Le rôle des médecins ne doit quant à lui plus se limiter au strict médical. Ces derniers doivent devenir actifs politiquement et développer un leadership afin de faire évoluer la situation d'un pays tout entier et pas seulement sa facette sanitaire. Certains que nous avons rencontrés cette année, des monstres sacrés de la santé mondiale, ont justement compris la nécessité de percevoir le problème dans son ensemble. En développant des modèles de fonctionnement efficaces et efficients, ils ont peu à peu poussé les figures publiques de leurs pays à engager de nouvelles réformes bénéfiques à la population. L'indien Devy Shetty et ses superstructures hospitalières en chaîne à des prix défiant toute concurrence, le suisse Beat Richner responsable de la prise en charge gratuite de 90% des enfants cambodgiens, la péruvienne Eneida Melgar instigatrice d'une nouvelle forme de couverture santé pour les enfants atteints de graves maladies. Ces médecins, dont l'aura a largement dépassé le simple cadre médical, doivent aujourd'hui être au coeur d'une réflexion transversale intégrant personnel médical, ONG et politiciens.

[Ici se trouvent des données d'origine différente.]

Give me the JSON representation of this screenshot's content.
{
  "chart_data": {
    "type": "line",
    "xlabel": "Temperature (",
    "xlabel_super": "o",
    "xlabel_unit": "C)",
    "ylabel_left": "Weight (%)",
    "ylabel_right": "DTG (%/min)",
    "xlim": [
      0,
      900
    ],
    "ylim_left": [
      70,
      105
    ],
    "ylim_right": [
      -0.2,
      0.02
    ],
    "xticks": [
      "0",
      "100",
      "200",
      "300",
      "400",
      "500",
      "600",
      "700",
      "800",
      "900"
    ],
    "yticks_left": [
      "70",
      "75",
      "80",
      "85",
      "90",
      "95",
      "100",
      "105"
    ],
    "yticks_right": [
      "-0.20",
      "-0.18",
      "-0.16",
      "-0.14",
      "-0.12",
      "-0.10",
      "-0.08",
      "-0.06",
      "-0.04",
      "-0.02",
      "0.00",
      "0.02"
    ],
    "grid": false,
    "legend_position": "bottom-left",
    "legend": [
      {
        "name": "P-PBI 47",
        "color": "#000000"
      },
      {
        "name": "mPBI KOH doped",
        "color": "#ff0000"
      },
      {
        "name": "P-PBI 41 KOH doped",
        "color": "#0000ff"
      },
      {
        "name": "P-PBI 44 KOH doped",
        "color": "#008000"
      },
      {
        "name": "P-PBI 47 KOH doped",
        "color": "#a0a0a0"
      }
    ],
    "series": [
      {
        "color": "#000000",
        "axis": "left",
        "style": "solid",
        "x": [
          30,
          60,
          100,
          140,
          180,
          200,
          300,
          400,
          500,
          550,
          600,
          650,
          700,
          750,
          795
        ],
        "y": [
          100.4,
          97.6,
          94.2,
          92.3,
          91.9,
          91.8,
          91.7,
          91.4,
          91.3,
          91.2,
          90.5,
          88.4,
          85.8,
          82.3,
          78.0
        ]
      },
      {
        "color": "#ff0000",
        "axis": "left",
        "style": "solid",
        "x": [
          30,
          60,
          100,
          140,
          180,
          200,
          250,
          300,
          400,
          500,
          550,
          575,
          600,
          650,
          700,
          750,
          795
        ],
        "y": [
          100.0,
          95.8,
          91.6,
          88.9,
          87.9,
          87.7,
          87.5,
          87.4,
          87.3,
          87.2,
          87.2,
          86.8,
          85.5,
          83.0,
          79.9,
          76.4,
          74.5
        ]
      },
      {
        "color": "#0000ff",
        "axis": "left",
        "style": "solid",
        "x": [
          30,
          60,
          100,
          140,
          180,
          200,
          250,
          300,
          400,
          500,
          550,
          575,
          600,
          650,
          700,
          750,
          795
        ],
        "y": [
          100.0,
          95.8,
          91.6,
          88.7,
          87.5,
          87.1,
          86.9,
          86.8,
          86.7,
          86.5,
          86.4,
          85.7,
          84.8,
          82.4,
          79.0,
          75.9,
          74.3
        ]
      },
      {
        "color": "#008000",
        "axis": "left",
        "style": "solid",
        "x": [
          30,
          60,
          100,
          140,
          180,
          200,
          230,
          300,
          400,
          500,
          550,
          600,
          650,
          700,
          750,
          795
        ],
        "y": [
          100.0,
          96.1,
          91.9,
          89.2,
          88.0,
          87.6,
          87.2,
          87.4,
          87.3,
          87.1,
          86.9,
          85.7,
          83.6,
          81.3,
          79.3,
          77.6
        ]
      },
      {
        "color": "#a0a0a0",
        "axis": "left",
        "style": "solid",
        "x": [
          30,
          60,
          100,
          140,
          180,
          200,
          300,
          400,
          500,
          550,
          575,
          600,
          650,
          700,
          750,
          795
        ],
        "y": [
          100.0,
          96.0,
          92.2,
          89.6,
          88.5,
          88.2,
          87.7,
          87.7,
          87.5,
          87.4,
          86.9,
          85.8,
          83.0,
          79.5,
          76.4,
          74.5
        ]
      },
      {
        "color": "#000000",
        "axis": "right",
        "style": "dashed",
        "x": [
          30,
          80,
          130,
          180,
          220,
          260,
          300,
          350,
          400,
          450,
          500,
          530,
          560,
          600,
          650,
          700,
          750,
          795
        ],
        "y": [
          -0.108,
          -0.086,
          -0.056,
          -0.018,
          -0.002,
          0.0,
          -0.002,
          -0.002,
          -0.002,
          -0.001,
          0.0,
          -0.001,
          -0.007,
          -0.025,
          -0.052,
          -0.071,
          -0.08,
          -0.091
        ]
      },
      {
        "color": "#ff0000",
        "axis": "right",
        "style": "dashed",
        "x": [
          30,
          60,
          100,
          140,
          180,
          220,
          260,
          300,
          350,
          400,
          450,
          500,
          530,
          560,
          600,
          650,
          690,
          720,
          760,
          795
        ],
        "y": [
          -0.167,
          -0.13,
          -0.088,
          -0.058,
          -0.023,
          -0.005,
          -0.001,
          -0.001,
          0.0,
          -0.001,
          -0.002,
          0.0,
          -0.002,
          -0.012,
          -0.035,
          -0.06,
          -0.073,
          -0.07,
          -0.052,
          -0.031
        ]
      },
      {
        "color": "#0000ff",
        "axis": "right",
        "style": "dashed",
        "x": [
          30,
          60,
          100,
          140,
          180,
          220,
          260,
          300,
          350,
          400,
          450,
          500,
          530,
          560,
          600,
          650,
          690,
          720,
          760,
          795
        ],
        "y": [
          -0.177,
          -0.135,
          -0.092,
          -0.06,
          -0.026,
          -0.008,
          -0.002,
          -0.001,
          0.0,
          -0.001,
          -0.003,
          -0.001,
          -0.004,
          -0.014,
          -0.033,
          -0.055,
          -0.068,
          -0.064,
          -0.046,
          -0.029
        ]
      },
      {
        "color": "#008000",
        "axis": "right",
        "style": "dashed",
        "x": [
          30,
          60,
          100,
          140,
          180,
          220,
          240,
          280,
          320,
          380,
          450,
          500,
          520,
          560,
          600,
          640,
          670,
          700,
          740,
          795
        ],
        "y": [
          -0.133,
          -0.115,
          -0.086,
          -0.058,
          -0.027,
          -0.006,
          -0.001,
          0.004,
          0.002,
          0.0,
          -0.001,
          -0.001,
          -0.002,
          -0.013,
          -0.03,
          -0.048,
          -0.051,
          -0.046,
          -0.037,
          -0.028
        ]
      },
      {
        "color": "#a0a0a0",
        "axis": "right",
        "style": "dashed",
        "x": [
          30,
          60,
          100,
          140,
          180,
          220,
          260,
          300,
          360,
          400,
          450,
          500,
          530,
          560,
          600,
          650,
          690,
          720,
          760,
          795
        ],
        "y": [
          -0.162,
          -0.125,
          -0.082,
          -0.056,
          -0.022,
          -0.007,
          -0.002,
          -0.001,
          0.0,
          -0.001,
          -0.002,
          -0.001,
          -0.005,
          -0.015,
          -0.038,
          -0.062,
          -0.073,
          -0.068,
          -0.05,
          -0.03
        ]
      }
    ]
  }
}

C'est sur la base de cet effort triangulaire -Médical, Associatif, Politique- que de très beaux projets sont déjà nés et tentent d'engager le plus grand nombre. L'idée d'une pensée collective, c'est celle que sous-tend la fondation « The Global Heart Network » dont nous avons de nombreuses fois parlé cette année. Plateforme internet dont l'objectif majeur est la mise en relation des personnes investies dans le secteur des maladies cardiaques infantiles, The Global Heart Network établit peu à peu une sorte de cartographie mondiale des médecins, associations, hommes et femmes ayant des besoins ou ressources à partager. Ou comment offrir une aide concrète à des personnes qui ne savent pas où ni comment allouer des ressources, de pays qui n'ont aucune idée de ce que font leurs voisins en matière de chirurgie cardiaque, de médecins qui cherchent des conseils auprès de confrères étrangers, de familles désespérées et à court de solution pour faire opérer leur enfant. Mais plus important encore, cette plateforme permet d'informer ceux qui ignorent l'existence de tout programme dans leur région, permet une approche structurée d'un problème mondial et offre un service efficace sur une base simple mais pourtant parfois oubliée : la collaboration.